Pois bem, em primeiro lugar o ajustamento foi conseguido muito mais pelo lado do aumento dos impostos do que pelo corte das despesas, que foram, aliás, sistematicamente anunciados como temporários, pelo que terão de ser repostos. Mas para lá disso, o gatilho que nos colocaria de novo a crescer rapidamente seria o investimento. Ora então façamos contas: o investimento caiu quase 40% entre 2007 e 2013, devendo recuperar apenas 7% a 8% entre 2013 e 2015. O seu peso no PIB passou de 22% para 15% – FMI dixit.
Também há aquela história do cavalo do inglês, que quando estava a trabalhar quase sem comer nada morreu. Mas isso agora não interessa nada, como diria aquela senhora da televisão.
De acordo com estimativas da Comissão Europeia, o nível de investimento previsto para Portugal em 2015 estará ainda a 70% do registado em 2007, onde foi atingido um pico. É um dos piores resultados da zona euro. Atrás de nós só ficam a Grécia (outro país onde o programa de ajustamento foi um «sucesso») e Chipre (que também foi «ajustado»). A cereja amarga em cima do bolo é que, segundo previsões do FMI, no período 1999-2019, Portugal terá o quinto crescimento mais lento do mundo, 0,9% em média anual.

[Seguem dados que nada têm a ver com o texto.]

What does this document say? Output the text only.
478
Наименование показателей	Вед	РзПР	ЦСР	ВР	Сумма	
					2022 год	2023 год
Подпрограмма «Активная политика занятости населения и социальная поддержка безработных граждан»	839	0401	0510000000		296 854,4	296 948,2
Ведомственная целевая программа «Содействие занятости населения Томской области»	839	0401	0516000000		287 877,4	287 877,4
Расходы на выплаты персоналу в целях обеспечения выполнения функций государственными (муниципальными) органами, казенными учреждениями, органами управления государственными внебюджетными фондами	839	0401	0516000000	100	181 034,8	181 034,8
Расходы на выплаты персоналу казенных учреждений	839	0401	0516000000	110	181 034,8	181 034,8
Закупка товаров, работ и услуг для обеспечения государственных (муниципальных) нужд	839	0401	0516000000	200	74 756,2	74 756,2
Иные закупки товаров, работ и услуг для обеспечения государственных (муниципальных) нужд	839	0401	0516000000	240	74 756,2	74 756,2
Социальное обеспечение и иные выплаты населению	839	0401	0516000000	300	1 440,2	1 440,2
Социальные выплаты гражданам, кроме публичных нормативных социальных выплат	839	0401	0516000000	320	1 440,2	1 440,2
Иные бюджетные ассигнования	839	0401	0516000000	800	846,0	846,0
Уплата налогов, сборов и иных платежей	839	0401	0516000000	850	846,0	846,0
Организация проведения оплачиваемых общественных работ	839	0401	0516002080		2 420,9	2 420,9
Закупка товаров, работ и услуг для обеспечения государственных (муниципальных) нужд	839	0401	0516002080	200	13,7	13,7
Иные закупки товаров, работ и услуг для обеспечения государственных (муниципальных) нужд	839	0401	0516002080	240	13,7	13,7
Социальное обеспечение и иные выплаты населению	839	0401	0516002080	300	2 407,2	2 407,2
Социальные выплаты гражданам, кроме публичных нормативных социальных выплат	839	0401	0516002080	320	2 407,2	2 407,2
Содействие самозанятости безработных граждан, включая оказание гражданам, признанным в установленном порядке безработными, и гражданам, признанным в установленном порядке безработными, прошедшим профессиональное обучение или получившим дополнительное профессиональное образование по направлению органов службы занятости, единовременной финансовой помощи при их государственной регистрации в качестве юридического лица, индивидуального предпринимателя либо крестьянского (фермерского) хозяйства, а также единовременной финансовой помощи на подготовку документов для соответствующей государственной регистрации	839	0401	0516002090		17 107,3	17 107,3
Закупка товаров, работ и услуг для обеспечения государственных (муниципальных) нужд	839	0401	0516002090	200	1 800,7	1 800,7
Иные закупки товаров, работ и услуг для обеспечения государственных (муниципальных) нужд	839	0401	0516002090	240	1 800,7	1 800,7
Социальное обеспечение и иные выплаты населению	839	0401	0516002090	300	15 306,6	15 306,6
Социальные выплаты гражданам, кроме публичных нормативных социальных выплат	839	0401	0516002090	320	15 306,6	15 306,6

Tudo visto e revisto, o programa de ajustamento , apesar de todas as malfeitorias que foram feitas contra o Estado social e contra os salários e direitos dos trabalhadores, embaratecendo brutalmente a mão-de-obra portuguesa, não teve como resultado captar somas consideráveis de investimento estrangeiro para Portugal. O que veio comprou empresas que já existiam, sobretudo aquelas que dão rendas garantidas e não criou mais emprego. Pelo contrário, vai
criar mais desemprego. E a propalada maior eficiência, que conduziria à descida dos preços, não aconteceu. Ou melhor, verificou-se o contrário, nas tarifas da EDP, nas taxas aeroportuárias da Vinci, etc.
Conclusão: o programa de ajustamento foi quase quase um sucesso. Só faltou o investimento, que era a pedra de toque para sairmos rapidamente do buraco onde caímos. Não chegou nem vai chegar tão cedo. Pelos vistos, é necessário continuar a diminuir salários e a precarizar ainda mais os contratos de trabalho, acabando também com a contratação coletiva, para se verificar então o sucesso absoluto. Nessa altura é que vão chover milhões sobre Portugal. Também há aquela história do cavalo do inglês, que quando estava a trabalhar quase sem comer nada morreu. Mas isso agora não interessa nada, como diria aquela senhora da televisão.